On Sunday, Kay told National Public Radio that he had concluded that U.N. inspections "got rid of" weapons of mass destruction in Iraq long before the Bush administration began claiming that an invasion was necessary to eliminate the WMD threat.

Kay still cuts Bush some slack, suggesting that there was an intelligence breakdown. But it is notable that U.S. Sen. Bob Graham, D-Fla., who was the head of the Senate Intelligence Committee at the time, opposed the fall 2002 congressional vote authorizing Bush to use force against Iraq. Graham said at the time that the intelligence data he had seen did not suggest that Iraqi WMDs posed a significant enough threat to justify a pre-emptive war. So it appears that the breakdown may have come when the White House decided to manipulate data to justify the war.

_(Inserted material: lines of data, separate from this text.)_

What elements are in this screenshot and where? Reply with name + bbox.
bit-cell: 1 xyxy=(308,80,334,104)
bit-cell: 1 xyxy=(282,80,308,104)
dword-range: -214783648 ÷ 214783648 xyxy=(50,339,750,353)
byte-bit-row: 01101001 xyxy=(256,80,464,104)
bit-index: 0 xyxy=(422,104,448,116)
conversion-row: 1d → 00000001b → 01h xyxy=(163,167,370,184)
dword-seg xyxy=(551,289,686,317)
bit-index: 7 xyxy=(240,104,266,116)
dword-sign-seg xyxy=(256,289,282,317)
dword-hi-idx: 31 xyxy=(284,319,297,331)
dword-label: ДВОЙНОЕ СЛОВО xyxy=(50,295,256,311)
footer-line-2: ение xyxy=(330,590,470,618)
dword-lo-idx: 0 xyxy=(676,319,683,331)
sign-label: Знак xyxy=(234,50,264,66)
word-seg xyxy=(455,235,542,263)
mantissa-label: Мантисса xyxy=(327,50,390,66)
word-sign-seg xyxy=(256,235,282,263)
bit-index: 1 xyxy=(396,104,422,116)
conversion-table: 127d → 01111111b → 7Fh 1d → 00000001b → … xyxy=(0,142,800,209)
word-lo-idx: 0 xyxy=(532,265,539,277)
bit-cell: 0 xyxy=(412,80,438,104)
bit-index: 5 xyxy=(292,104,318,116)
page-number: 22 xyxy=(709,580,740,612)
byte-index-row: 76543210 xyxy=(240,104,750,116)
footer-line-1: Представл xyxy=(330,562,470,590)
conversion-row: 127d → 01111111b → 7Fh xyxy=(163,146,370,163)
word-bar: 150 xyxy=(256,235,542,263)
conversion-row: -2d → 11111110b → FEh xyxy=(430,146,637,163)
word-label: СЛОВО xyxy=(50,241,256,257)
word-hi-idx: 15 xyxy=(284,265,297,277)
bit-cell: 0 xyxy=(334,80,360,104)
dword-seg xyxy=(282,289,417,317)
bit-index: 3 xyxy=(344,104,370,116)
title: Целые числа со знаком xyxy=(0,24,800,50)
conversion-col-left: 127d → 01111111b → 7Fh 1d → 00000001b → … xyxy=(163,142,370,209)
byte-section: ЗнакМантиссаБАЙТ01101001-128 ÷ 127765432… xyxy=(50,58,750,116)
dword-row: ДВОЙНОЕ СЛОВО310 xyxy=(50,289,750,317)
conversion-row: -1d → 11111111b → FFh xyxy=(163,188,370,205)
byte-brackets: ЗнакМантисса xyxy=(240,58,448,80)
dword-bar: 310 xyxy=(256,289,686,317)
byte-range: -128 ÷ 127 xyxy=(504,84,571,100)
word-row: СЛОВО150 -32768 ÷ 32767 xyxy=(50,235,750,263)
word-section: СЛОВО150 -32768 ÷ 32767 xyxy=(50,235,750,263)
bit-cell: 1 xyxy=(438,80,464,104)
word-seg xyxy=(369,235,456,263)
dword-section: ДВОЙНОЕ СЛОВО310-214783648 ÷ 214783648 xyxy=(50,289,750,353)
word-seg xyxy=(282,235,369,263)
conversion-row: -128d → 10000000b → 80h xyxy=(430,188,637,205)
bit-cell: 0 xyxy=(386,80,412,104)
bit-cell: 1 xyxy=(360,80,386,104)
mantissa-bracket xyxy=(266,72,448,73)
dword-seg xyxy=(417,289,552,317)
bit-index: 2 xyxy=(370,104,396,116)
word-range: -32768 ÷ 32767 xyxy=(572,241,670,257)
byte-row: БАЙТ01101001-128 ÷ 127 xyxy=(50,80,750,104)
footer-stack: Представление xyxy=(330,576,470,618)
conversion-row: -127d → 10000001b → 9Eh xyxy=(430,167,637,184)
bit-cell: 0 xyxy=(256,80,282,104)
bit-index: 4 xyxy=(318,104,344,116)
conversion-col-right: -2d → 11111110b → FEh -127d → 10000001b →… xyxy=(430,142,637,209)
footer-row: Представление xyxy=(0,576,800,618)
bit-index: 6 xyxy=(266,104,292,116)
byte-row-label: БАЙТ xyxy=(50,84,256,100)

Several members of Congress, including U.S. Sen. Russ Feingold, D-Wis., and U.S. Rep. Tammy Baldwin, D-Madison, have called for an investigation of how intelligence was used - and misused - prior to the launch of the war.

That investigation should, of course, examine the dubious claims that George W. Bush made in his 2003 State of the Union address. In light of Kay's statements of the past few days, investigators will also have to examine the dubious claims that Bush made in his 2004 State of the Union address.